The ever-hooded, tragic-gestured sea
Was merely a place by which she walked to sing.
Whose spirit is this? we said, because we knew
It was the spirit that we sought and knew
That we should ask this often as she sang.
If it was only the dark voice of the sea
That rose, or even colored by many waves;
If it was only the outer voice of sky
And cloud, of the sunken coral water-walled,
However clear, it would have been deep air,
The heaving speech of air, a summer sound
Repeated in a summer without end
And sound alone. But it was more than that,
More even than her voice, and ours, among
The meaningless plungings of water and the wind,
Theatrical distances, bronze shadows heaped
On high horizons, mountainous atmospheres
Of sky and sea.
It was her voice that made
The sky acutest at its vanishing.
She measured to the hour its solitude.
She was the single artificer of the world
In which she sang. And when she sang, the sea,
Whatever self it had, became the self
That was her song, for she was the maker. Then we,
As we beheld her striding there alone,
Knew that there never was a world for her
Except the one she sang and, singing, made.
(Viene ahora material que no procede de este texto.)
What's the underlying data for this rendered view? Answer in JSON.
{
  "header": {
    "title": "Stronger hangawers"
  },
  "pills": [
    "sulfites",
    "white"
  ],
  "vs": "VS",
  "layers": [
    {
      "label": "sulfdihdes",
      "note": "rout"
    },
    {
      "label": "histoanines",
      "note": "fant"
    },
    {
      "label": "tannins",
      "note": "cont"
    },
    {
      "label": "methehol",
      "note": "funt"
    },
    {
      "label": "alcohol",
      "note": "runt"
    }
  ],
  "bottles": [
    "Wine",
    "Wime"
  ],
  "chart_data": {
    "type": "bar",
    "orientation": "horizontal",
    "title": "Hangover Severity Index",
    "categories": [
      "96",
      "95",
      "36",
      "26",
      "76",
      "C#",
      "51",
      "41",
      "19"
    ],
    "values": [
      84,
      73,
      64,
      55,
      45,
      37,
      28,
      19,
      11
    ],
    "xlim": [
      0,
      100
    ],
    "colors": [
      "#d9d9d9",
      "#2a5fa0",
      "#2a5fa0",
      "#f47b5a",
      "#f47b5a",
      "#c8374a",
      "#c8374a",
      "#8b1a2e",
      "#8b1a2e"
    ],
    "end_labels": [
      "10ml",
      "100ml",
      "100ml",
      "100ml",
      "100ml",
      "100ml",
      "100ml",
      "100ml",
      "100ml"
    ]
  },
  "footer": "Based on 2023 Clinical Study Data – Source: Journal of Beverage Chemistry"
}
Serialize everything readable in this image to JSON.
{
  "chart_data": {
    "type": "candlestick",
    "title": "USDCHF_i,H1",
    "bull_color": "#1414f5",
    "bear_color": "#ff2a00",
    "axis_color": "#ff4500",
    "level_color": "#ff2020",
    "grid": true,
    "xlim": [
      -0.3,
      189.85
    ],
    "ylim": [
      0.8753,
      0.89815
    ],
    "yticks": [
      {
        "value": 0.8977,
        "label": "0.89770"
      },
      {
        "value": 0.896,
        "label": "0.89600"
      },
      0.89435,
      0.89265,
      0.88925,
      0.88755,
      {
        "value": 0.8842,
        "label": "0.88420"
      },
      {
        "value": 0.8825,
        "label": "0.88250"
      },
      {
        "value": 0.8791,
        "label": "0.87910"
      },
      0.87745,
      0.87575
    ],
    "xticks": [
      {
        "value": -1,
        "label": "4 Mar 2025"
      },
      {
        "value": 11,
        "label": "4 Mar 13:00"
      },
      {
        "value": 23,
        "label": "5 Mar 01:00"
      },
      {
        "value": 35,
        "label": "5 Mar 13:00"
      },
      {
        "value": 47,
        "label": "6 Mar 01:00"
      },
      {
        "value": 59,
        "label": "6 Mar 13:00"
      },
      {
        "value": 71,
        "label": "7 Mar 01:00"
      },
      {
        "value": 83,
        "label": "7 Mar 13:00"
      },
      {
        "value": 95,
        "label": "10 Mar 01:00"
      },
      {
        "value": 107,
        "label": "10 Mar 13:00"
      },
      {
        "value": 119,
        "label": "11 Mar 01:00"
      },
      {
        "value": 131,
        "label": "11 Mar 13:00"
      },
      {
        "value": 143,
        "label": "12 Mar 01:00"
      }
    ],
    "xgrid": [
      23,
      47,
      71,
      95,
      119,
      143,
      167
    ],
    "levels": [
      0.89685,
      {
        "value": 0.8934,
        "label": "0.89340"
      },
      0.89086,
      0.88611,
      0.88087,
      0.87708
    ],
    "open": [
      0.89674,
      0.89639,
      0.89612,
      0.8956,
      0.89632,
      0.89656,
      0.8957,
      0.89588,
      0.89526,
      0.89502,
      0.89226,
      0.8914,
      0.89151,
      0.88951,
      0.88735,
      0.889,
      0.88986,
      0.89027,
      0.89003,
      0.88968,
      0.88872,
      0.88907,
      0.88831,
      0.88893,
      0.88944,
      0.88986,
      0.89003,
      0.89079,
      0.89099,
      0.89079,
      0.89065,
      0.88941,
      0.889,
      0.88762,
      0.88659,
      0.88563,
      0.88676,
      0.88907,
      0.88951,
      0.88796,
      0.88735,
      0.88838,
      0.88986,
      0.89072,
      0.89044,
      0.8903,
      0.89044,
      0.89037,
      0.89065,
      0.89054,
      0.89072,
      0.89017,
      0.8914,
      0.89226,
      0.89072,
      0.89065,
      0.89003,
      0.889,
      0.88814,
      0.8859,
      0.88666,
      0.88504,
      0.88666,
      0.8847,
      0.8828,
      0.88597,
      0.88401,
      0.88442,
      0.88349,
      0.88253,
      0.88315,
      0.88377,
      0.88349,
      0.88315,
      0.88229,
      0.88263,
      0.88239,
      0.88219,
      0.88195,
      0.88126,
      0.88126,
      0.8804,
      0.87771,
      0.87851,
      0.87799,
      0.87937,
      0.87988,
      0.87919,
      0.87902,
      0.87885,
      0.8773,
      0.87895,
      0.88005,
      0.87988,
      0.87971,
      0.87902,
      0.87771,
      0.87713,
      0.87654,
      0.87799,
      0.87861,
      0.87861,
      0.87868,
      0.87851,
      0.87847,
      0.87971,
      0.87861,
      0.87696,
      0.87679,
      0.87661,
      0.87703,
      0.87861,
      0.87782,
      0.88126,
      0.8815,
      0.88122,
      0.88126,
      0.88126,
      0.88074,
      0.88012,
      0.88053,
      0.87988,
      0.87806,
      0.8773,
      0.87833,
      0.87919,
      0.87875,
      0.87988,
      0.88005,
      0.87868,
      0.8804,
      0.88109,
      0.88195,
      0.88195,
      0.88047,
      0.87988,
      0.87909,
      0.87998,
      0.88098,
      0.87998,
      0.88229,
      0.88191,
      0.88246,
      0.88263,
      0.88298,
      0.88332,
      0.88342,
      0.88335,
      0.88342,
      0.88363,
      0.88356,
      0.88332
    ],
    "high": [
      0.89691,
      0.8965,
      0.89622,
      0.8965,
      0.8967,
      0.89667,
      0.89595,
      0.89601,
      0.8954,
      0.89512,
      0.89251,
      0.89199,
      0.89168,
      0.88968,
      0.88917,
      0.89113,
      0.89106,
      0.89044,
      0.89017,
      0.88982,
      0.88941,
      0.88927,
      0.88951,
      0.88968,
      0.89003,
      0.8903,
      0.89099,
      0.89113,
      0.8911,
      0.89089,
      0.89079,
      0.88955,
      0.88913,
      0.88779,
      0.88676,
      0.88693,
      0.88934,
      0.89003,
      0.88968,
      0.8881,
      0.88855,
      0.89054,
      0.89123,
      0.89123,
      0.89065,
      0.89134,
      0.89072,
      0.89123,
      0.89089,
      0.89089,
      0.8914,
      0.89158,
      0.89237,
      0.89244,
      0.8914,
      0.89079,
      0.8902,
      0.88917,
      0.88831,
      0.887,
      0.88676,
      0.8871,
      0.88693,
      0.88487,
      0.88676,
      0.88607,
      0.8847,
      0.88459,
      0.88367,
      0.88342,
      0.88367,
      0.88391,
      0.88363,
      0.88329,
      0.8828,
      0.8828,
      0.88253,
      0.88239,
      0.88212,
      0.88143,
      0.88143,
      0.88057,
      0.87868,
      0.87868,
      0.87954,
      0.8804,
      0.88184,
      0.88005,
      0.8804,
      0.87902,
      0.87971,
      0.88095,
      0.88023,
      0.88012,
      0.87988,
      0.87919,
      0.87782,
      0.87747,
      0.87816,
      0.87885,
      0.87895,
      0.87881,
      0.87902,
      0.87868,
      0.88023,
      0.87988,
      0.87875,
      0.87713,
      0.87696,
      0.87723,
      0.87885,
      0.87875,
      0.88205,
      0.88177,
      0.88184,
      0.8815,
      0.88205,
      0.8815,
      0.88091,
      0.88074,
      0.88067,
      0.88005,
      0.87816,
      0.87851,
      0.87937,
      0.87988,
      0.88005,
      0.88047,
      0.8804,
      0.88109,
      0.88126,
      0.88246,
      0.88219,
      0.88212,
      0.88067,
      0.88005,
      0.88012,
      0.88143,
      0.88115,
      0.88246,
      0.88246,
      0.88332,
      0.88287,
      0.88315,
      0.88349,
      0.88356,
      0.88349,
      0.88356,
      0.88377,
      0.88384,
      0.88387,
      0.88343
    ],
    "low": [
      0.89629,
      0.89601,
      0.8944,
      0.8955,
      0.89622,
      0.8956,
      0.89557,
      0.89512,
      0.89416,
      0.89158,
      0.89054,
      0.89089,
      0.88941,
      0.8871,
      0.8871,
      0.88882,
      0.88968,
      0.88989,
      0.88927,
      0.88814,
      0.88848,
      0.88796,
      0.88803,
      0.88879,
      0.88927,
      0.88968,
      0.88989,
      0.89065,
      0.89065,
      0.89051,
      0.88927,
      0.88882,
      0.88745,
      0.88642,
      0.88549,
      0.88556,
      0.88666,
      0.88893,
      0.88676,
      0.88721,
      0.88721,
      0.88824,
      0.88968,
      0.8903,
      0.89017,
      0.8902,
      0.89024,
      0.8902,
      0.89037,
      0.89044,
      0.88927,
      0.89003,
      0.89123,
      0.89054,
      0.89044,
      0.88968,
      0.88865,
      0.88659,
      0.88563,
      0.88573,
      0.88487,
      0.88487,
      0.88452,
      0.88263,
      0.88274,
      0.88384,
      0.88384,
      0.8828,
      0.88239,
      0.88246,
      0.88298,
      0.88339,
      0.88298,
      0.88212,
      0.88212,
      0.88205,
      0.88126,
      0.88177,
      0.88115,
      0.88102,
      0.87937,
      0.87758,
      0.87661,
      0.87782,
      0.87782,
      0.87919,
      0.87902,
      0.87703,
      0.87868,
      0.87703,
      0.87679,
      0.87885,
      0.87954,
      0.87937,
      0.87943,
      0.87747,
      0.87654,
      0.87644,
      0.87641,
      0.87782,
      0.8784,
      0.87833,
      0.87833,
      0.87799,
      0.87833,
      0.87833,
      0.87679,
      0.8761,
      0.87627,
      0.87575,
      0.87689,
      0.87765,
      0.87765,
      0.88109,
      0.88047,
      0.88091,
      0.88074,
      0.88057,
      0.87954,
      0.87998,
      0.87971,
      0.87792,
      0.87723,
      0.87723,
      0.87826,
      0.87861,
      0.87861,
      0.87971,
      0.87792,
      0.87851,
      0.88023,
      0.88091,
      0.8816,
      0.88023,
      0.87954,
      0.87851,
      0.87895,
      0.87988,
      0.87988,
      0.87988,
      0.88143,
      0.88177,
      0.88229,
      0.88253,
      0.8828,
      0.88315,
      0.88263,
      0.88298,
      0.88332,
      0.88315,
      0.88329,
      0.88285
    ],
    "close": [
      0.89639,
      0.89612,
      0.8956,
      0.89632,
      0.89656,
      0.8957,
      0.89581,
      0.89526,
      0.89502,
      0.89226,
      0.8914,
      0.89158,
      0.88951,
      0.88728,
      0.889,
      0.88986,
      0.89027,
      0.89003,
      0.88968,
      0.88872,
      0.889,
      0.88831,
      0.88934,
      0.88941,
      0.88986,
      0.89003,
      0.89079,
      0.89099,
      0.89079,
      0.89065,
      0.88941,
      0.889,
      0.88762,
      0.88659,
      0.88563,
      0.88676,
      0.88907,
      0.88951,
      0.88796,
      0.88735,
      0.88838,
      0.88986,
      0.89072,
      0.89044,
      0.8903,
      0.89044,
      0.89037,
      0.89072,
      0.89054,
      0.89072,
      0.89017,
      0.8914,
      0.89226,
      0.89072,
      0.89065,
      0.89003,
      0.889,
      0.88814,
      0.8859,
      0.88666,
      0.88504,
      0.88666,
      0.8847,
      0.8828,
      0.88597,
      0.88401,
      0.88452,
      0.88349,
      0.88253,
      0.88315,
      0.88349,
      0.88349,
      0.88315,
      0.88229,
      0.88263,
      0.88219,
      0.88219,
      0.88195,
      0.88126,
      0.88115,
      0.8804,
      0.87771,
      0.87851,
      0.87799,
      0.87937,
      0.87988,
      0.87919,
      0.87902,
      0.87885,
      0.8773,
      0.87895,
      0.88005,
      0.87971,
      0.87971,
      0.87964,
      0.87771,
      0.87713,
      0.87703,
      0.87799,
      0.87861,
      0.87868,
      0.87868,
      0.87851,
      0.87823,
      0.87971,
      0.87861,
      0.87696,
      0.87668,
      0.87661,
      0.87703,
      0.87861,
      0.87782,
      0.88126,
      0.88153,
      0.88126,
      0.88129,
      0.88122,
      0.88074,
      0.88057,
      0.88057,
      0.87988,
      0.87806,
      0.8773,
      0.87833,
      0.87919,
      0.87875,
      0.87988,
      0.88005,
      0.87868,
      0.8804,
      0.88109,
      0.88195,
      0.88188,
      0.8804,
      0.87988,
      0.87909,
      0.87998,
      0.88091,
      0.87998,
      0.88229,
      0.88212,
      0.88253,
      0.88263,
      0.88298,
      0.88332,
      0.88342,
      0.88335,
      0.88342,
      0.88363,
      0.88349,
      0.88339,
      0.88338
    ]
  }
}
Ramon Fernandez, tell me, if you know,
Why, when the singing ended and we turned
Toward the town, tell why the glassy lights,
The lights in the fishing boats at anchor there,
As the night descended, tilting in the air,
Mastered the night and portioned out the sea,
Fixing emblazoned zones and fiery poles,
Arranging, deepening, enchanting night.
Oh! Blessed rage for order, pale Ramon,
The maker’s rage to order words of the sea,
Words of the fragrant portals, dimly-starred,
And of ourselves and of our origins,
In ghostlier demarcations, keener sounds.